Décidément, mon travail n’en est pas un. Ce constat m’est d’autant plus flagrant quand je jette un oeil par la fenêtre : en bas, des ouvriers s’échinent sur un chantier, le nez dans la poussière et les mains dans le ciment. Au lieu d’enfiler des godillots de sécurité et un casque de protection ce matin, j’ai chaussé mes runnings et me suis glissée dans un short et un tee-shirt. Direction les sentiers de Val Thorens où je suis un stage de trail en mode journalistique. Alors oui, je peux légitimement affirmer que mon travail relève plutôt du plaisir que de la corvée !

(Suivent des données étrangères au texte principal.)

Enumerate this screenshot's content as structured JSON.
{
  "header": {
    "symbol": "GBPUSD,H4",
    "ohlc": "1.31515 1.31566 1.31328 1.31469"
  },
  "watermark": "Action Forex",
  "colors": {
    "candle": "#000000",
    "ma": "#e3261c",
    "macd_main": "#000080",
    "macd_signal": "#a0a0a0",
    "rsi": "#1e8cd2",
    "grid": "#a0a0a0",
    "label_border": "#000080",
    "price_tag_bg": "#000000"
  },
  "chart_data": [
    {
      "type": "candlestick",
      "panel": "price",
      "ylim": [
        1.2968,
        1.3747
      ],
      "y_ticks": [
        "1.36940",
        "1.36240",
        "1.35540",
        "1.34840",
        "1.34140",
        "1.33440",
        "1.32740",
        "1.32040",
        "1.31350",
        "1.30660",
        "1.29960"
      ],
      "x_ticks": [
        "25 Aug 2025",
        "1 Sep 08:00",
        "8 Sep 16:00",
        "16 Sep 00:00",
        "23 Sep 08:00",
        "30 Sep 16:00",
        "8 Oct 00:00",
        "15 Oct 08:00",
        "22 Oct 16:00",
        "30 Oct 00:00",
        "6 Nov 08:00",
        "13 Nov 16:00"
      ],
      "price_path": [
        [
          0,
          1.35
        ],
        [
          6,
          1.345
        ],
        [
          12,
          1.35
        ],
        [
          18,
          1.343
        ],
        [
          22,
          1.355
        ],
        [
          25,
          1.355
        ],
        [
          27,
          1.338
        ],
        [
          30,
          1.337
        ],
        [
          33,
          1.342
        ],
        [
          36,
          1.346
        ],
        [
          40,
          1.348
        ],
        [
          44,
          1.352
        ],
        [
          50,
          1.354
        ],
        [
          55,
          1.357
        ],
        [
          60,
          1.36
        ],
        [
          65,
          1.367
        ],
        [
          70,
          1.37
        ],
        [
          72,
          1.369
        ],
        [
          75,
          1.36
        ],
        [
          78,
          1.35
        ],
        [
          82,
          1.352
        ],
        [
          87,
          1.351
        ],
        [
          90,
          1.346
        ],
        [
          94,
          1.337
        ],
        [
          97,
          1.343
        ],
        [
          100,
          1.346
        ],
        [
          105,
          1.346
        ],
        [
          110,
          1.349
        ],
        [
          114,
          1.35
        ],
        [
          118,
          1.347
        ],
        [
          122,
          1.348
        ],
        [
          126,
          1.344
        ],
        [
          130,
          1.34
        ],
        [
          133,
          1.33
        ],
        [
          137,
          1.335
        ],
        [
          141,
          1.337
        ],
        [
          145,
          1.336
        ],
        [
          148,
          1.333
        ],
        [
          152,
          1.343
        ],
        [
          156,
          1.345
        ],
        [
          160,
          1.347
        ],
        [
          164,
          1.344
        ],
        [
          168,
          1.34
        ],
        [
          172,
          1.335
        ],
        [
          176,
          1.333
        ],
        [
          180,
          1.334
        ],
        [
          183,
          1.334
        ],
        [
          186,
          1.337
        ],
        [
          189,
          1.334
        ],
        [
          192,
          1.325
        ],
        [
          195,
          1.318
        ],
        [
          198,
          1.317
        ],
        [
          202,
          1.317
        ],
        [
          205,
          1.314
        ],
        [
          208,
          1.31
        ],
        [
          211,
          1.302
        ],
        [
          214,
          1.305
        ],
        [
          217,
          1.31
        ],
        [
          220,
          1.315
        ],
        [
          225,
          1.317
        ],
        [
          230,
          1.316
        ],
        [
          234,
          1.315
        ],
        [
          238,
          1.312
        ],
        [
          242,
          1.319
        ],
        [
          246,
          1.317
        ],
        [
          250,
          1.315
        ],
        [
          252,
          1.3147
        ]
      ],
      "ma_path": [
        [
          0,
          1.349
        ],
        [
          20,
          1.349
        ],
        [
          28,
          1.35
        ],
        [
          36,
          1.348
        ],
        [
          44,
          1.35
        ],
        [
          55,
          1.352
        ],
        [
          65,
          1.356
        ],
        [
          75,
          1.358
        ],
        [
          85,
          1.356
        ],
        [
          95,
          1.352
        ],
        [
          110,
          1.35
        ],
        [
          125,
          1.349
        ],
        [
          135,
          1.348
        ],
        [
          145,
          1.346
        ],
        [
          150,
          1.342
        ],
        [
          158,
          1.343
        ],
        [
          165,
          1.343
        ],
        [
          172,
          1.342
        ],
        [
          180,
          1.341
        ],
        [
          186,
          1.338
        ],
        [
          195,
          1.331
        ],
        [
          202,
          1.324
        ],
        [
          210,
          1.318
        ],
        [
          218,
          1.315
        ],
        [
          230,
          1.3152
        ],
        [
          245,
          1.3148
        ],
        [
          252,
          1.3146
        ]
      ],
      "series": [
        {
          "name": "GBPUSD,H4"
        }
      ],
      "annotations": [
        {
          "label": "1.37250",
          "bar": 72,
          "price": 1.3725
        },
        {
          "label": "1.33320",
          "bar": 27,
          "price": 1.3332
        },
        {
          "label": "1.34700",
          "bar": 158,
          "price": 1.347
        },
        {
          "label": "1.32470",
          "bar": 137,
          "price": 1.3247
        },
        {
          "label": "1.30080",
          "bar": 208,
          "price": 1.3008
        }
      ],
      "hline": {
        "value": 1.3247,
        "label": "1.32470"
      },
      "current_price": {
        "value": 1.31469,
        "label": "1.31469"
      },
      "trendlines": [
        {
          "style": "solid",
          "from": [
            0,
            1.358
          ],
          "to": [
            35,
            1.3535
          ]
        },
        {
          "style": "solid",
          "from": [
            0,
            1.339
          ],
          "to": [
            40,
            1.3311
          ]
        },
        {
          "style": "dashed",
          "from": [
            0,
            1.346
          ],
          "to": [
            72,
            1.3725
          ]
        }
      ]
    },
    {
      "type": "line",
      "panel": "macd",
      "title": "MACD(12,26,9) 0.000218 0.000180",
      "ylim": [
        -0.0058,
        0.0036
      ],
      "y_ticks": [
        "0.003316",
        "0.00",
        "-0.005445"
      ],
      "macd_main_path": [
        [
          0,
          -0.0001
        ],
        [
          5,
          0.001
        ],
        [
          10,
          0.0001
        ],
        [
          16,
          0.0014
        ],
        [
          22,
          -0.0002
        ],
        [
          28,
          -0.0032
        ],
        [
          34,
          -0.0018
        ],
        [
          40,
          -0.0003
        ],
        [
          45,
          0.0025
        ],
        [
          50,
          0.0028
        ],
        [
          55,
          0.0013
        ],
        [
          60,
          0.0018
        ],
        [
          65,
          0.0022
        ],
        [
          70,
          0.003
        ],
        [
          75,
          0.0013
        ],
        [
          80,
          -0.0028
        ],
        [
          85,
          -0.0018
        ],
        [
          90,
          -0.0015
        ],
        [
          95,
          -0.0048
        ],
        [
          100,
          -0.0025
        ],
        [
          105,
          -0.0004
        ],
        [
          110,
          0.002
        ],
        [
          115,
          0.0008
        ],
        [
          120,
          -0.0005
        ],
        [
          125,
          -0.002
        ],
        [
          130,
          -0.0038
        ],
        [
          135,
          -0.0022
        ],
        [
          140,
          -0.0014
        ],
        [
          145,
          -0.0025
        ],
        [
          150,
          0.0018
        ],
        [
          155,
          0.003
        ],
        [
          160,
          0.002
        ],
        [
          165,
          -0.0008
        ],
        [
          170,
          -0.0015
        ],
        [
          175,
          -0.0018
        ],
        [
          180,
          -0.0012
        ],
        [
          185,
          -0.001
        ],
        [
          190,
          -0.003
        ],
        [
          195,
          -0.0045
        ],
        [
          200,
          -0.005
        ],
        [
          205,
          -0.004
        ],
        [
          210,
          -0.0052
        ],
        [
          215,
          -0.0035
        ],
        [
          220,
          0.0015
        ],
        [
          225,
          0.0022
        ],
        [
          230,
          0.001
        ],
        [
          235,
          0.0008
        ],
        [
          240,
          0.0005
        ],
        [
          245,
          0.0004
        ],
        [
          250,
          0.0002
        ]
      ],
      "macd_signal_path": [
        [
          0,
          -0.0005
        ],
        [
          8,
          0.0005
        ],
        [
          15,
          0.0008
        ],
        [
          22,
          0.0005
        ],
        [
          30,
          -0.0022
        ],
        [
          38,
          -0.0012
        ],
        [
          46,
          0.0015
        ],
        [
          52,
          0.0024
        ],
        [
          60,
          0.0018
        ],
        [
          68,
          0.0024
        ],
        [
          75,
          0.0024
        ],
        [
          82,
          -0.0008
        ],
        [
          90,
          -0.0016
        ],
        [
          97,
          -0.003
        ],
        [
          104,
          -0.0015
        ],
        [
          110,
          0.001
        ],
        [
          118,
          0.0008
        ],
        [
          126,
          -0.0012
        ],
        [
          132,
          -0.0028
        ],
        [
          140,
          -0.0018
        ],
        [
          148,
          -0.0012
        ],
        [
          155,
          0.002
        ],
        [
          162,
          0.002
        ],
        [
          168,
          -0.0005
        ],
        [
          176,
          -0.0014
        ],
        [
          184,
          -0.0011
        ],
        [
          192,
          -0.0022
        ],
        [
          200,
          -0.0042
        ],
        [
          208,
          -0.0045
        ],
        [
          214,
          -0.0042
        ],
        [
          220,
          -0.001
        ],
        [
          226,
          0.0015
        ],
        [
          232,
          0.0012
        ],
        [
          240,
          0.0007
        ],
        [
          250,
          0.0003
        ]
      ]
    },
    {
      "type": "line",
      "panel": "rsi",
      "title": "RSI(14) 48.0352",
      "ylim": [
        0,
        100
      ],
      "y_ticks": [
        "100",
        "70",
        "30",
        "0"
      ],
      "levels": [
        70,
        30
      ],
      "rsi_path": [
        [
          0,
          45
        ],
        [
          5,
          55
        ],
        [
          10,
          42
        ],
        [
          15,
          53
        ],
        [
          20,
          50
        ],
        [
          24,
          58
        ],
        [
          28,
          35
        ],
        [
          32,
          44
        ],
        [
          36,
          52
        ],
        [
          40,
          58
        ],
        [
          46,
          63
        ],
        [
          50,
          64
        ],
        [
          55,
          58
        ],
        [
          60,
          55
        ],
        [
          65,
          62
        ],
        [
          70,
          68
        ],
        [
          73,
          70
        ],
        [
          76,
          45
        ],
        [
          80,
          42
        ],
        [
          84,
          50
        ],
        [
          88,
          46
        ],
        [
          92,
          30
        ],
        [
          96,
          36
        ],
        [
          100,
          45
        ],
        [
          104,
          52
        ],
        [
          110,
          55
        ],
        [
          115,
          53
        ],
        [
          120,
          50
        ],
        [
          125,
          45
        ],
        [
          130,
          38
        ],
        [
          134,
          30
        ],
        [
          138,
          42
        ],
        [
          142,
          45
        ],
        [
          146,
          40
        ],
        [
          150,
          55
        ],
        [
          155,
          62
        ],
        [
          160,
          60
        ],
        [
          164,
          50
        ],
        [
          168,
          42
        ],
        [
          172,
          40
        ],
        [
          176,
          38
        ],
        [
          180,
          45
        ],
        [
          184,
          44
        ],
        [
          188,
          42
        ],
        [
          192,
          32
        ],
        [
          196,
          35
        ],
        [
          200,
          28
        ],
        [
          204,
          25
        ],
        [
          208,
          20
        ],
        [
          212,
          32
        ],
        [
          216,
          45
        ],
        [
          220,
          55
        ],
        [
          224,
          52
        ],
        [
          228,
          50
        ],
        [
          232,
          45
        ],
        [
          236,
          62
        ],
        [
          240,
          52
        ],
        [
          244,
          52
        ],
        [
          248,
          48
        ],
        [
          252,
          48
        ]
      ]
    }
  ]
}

Invitée par l’organisateur – le réseau de coaches WTS (www.wts.fr) – je découvre depuis dimanche ce qu’est un stage de trail en altitude. A Val Thorens, station de ski la plus haute d’Europe, nous sommes ainsi une petite dizaine à nous regrouper autour de l’entraîneur, Jean-Pierre Camm. Notre communauté rassemble des coureurs de tous niveaux, de tous âges et de tous horizons. Certains viennent des rives de la Méditerranée, d’autres descendent de Paris. Certains ont déjà des épreuves de renom à leur actif (Ice Trail Tarentaise, 6000 D, CCC…), d’autres sont encore en phase de découverte de la discipline et souhaitent avant tout se faire plaisir. Les plus jeunes ont la petite trentaine, les plus âgés doivent flirter avec la cinquantaine. Bref, tout le monde peut participer à ce stage… et c’est tant mieux ! Les échanges en sont d’autant plus enrichissants et les différences de niveau instaurent une saine émulation et un respect de chacun.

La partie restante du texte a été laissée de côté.